# Scale count



## St3v3 (Dec 22, 2019)

Hi

Is there a different scale count between species of carpet python?


----------



## GBWhite (Dec 22, 2019)

St3v3 said:


> Hi
> 
> Is there a different scale count between species of carpet python?



I presume you are referring to whats called the Carpet Python (Morelia spilota) group and if so the answer is...No.

As it currently stands it is yet to be resolved whether several of the current recognized "species" within the group are valid. No matter what region they come from (and even within specific regions) scale counts can vary significantly. E.G... H. Cogger. "7th Edition Australian Reptiles & Amphibians of Australia"...Mid body scales can number between 40 - 65...ventral (belly scales) between 240 - 310...subcaudals (under the tail) between 60 - 95.


----------



## St3v3 (Dec 22, 2019)

So two specimens of Imbricata for example can have a different scale count?

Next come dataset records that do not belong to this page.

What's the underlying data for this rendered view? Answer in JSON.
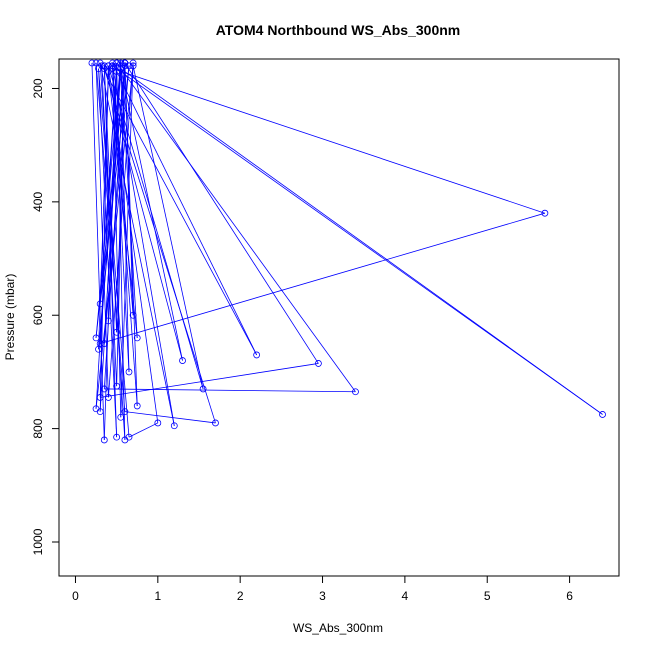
{
  "chart_data": {
    "type": "line",
    "title": "ATOM4 Northbound WS_Abs_300nm",
    "xlabel": "WS_Abs_300nm",
    "ylabel": "Pressure (mbar)",
    "xlim": [
      -0.2,
      6.6
    ],
    "ylim": [
      1060,
      148
    ],
    "y_axis_reversed": true,
    "grid": false,
    "legend": "none",
    "x_ticks": [
      "0",
      "1",
      "2",
      "3",
      "4",
      "5",
      "6"
    ],
    "y_ticks": [
      "200",
      "400",
      "600",
      "800",
      "1000"
    ],
    "colors": {
      "series": "#0000ff",
      "axis": "#000000"
    },
    "series": [
      {
        "x": [
          0.2,
          0.35,
          0.5,
          0.6,
          0.3,
          1.2,
          0.45,
          0.55,
          0.7,
          0.4,
          0.25,
          0.6,
          1.7,
          0.35,
          0.5,
          0.28,
          0.65,
          1.0,
          0.4,
          0.3,
          0.55,
          6.4,
          0.45,
          0.75,
          0.6,
          0.35,
          3.4,
          0.5,
          0.25,
          0.7,
          1.55,
          0.4,
          0.3,
          2.95,
          0.6,
          0.5,
          0.32,
          2.2,
          0.45,
          0.65,
          0.55,
          1.3,
          0.35,
          0.5,
          0.6,
          0.28,
          0.4,
          0.75,
          0.55,
          0.3,
          5.7,
          0.45,
          0.7,
          0.6,
          0.25,
          0.55,
          0.35,
          0.65,
          0.3,
          0.5,
          0.4,
          0.6
        ],
        "y": [
          155,
          820,
          155,
          820,
          155,
          795,
          160,
          780,
          155,
          745,
          155,
          770,
          790,
          165,
          815,
          165,
          815,
          790,
          160,
          770,
          165,
          775,
          160,
          760,
          155,
          730,
          735,
          155,
          765,
          160,
          730,
          160,
          745,
          685,
          155,
          725,
          160,
          670,
          155,
          700,
          165,
          680,
          160,
          630,
          155,
          660,
          170,
          640,
          155,
          650,
          420,
          165,
          600,
          160,
          640,
          150,
          650,
          160,
          580,
          170,
          610,
          155
        ]
      }
    ]
  }
}
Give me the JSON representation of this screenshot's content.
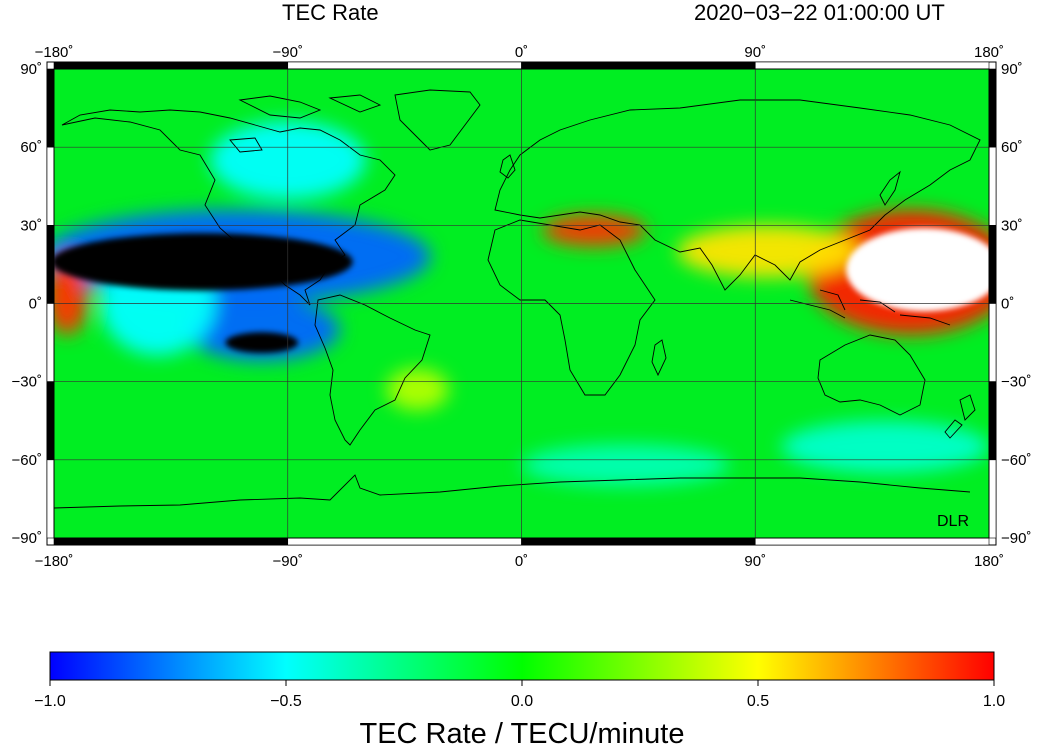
{
  "header": {
    "title": "TEC Rate",
    "timestamp": "2020−03−22  01:00:00 UT"
  },
  "map": {
    "projection": "equirectangular",
    "lon_range": [
      -180,
      180
    ],
    "lat_range": [
      -90,
      90
    ],
    "lon_ticks": [
      "−180˚",
      "−90˚",
      "0˚",
      "90˚",
      "180˚"
    ],
    "lat_ticks": [
      "90˚",
      "60˚",
      "30˚",
      "0˚",
      "−30˚",
      "−60˚",
      "−90˚"
    ],
    "credit": "DLR",
    "background_color": "#00ee22",
    "features": [
      {
        "kind": "low",
        "lon": -123,
        "lat": 16,
        "rlon": 58,
        "rlat": 11,
        "value": -1.3
      },
      {
        "kind": "low",
        "lon": -100,
        "lat": -15,
        "rlon": 14,
        "rlat": 4,
        "value": -1.3
      },
      {
        "kind": "low",
        "lon": -110,
        "lat": 18,
        "rlon": 75,
        "rlat": 18,
        "value": -0.8
      },
      {
        "kind": "low",
        "lon": -100,
        "lat": -10,
        "rlon": 30,
        "rlat": 12,
        "value": -0.8
      },
      {
        "kind": "low",
        "lon": -140,
        "lat": 0,
        "rlon": 22,
        "rlat": 20,
        "value": -0.5
      },
      {
        "kind": "low",
        "lon": -90,
        "lat": 55,
        "rlon": 30,
        "rlat": 15,
        "value": -0.5
      },
      {
        "kind": "low",
        "lon": 40,
        "lat": -62,
        "rlon": 40,
        "rlat": 8,
        "value": -0.35
      },
      {
        "kind": "low",
        "lon": 140,
        "lat": -55,
        "rlon": 40,
        "rlat": 10,
        "value": -0.4
      },
      {
        "kind": "high",
        "lon": 155,
        "lat": 13,
        "rlon": 30,
        "rlat": 16,
        "value": 1.3
      },
      {
        "kind": "high",
        "lon": 150,
        "lat": 12,
        "rlon": 40,
        "rlat": 24,
        "value": 0.95
      },
      {
        "kind": "high",
        "lon": -175,
        "lat": 3,
        "rlon": 8,
        "rlat": 15,
        "value": 0.9
      },
      {
        "kind": "high",
        "lon": 28,
        "lat": 28,
        "rlon": 20,
        "rlat": 6,
        "value": 0.9
      },
      {
        "kind": "high",
        "lon": 95,
        "lat": 20,
        "rlon": 35,
        "rlat": 10,
        "value": 0.55
      },
      {
        "kind": "high",
        "lon": -40,
        "lat": -33,
        "rlon": 12,
        "rlat": 8,
        "value": 0.35
      }
    ]
  },
  "colorbar": {
    "min": -1.0,
    "max": 1.0,
    "ticks": [
      "−1.0",
      "−0.5",
      "0.0",
      "0.5",
      "1.0"
    ],
    "label": "TEC Rate / TECU/minute",
    "colors": [
      "#0000ff",
      "#00ffff",
      "#00ff00",
      "#ffff00",
      "#ff0000"
    ],
    "under_color": "#000000",
    "over_color": "#ffffff"
  }
}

Dose the scale count ever increase with the growth or dose it stay the same as hatchling?


----------



## GBWhite (Dec 22, 2019)

St3v3 said:


> So two specimens of Imbricata for example can have a different scale count?
> 
> Dose the scale count ever increase with the growth or dose it stay the same as hatchling?



1. Yes & 2. Stays the same.


----------